Throughout the 1970s, Abba
was a consistent generator of worldwide chart successes, and while Andersson
and Ulvaeus aimed more at entertainment than at rock "authenticity" in
their writing, their compositions were always original and sharp, drawing
on a large variety of pop music traditions.
"Money, Money, Money" had
the dark cynicism of German composer Kurt Weill's satiric cabaret songs.
"The Name of the Game" expertly manipulated major and minor harmonies to
depict a romance in its breathless opening stages. And "Dancing Queen,"
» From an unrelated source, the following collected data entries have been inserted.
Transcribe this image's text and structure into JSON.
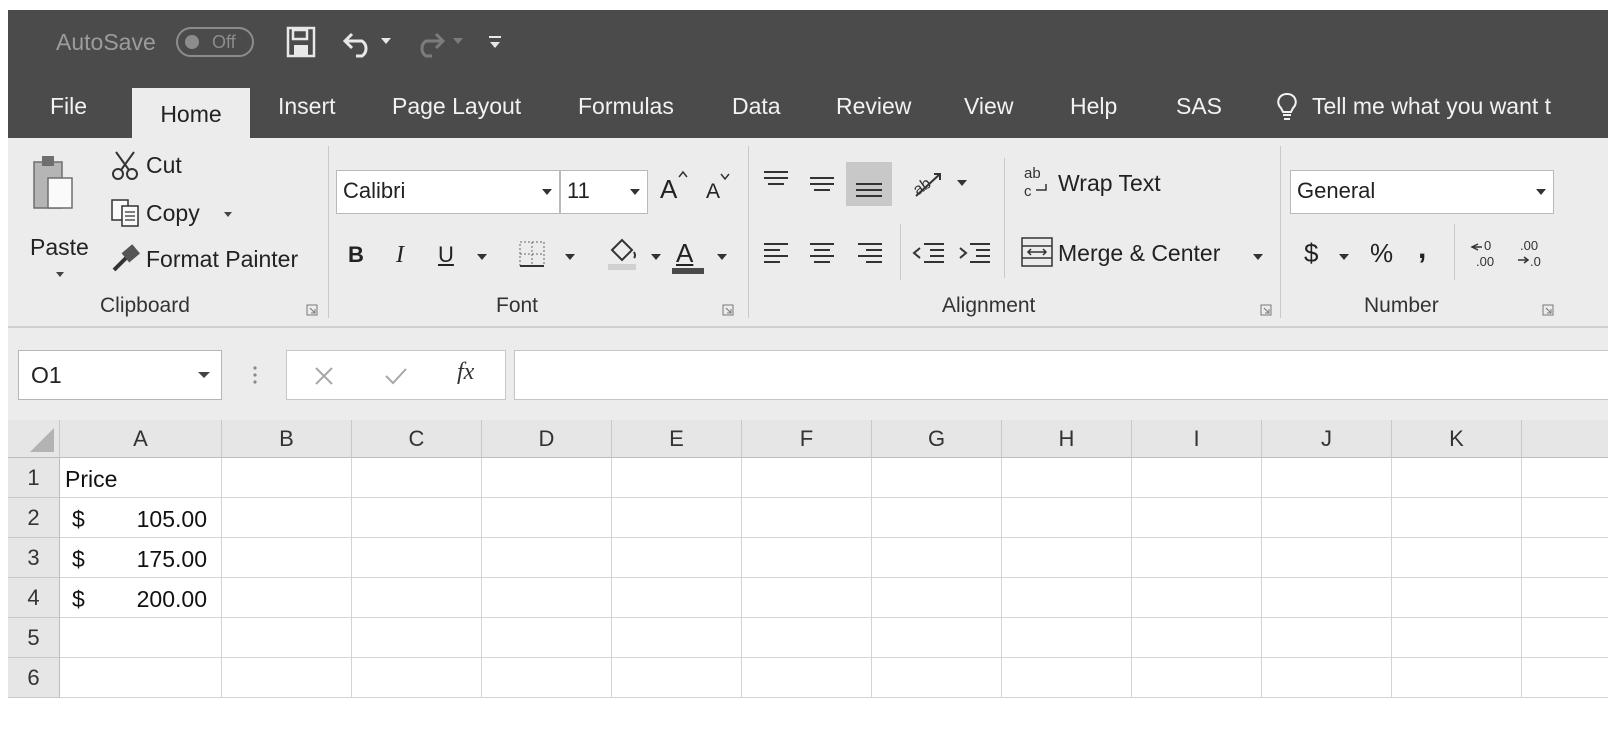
{
  "titlebar": {
    "autosave_label": "AutoSave",
    "autosave_state": "Off",
    "qat_icons": [
      "save-icon",
      "undo-icon",
      "redo-icon",
      "customize-qat-icon"
    ]
  },
  "tabs": [
    {
      "label": "File"
    },
    {
      "label": "Home",
      "active": true
    },
    {
      "label": "Insert"
    },
    {
      "label": "Page Layout"
    },
    {
      "label": "Formulas"
    },
    {
      "label": "Data"
    },
    {
      "label": "Review"
    },
    {
      "label": "View"
    },
    {
      "label": "Help"
    },
    {
      "label": "SAS"
    }
  ],
  "tell_me": "Tell me what you want t",
  "ribbon": {
    "clipboard": {
      "group_label": "Clipboard",
      "paste": "Paste",
      "cut": "Cut",
      "copy": "Copy",
      "format_painter": "Format Painter"
    },
    "font": {
      "group_label": "Font",
      "font_name": "Calibri",
      "font_size": "11",
      "bold": "B",
      "italic": "I",
      "underline": "U",
      "grow": "A",
      "shrink": "A",
      "font_color": "A"
    },
    "alignment": {
      "group_label": "Alignment",
      "wrap_text": "Wrap Text",
      "merge_center": "Merge & Center"
    },
    "number": {
      "group_label": "Number",
      "format": "General",
      "currency": "$",
      "percent": "%",
      "comma": ","
    }
  },
  "formula_bar": {
    "name_box": "O1",
    "formula": ""
  },
  "sheet": {
    "columns": [
      "A",
      "B",
      "C",
      "D",
      "E",
      "F",
      "G",
      "H",
      "I",
      "J",
      "K"
    ],
    "rows": [
      "1",
      "2",
      "3",
      "4",
      "5",
      "6"
    ],
    "a1": "Price",
    "currency_symbol": "$",
    "values": [
      "105.00",
      "175.00",
      "200.00"
    ]
  },
  "colors": {
    "chrome_dark": "#4b4b4b",
    "ribbon_bg": "#ececec",
    "selected_align": "#c8c8c8"
  }
}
though it treated a subject no more profound than a 17-year- old girl on
a dance floor, vividly captured the moment when a dancer becomes the center
of attention to everyone around her. "Dancing Queen" brought Abba its only
American Number One early in 1977.
Abba's multitrack recording
equipment was state-of-the-art in its time, and producer Stig Anderson,
like the Beatles' producer George Martin, was sometimes referred to as
a fifth member of the group. An Abba tour was a major undertaking, for
it was difficult to recreate the band's sound in live performance. Abba's
lush production values, blending, strings, keyboards, and synthesized sounds
with the electronically modified voices of the group's two female vocalists
have been likened to those of pioneering American pop producer Phil Spector
and his "wall of sound."
Abba entered the 1980s with
another string of hits, including "The Winner Takes It All" and "Super
Trouper." But the latter song, which deals with the rigors of touring,
might have taken root in tensions that divided the group at the time.
Several of Abba's pieces
in the early 1980s were complicated structures that seemed as if they could
come to life as part of a live stage musical. The title track of the 1981
LP The Visitors was a long, free-form depiction of a woman's mental breakdown;
"The Day Before You Came" (1983), one of the group's last single releases,
completely lacked a chorus melody and more closely resembled a dramatic
speech set to music than a simple piece of dance pop.
Abba's deep reservoir of
public support made them a natural for revival when popular taste shifted
back to sonically inventive dance pop in the early 1990s. A greatest hits
package, Gold, stayed at Number One on many of Billboard's European charts
for months on end, and in late 1993 Time reported that the Abba revival
was "surfacing fast in America" as well.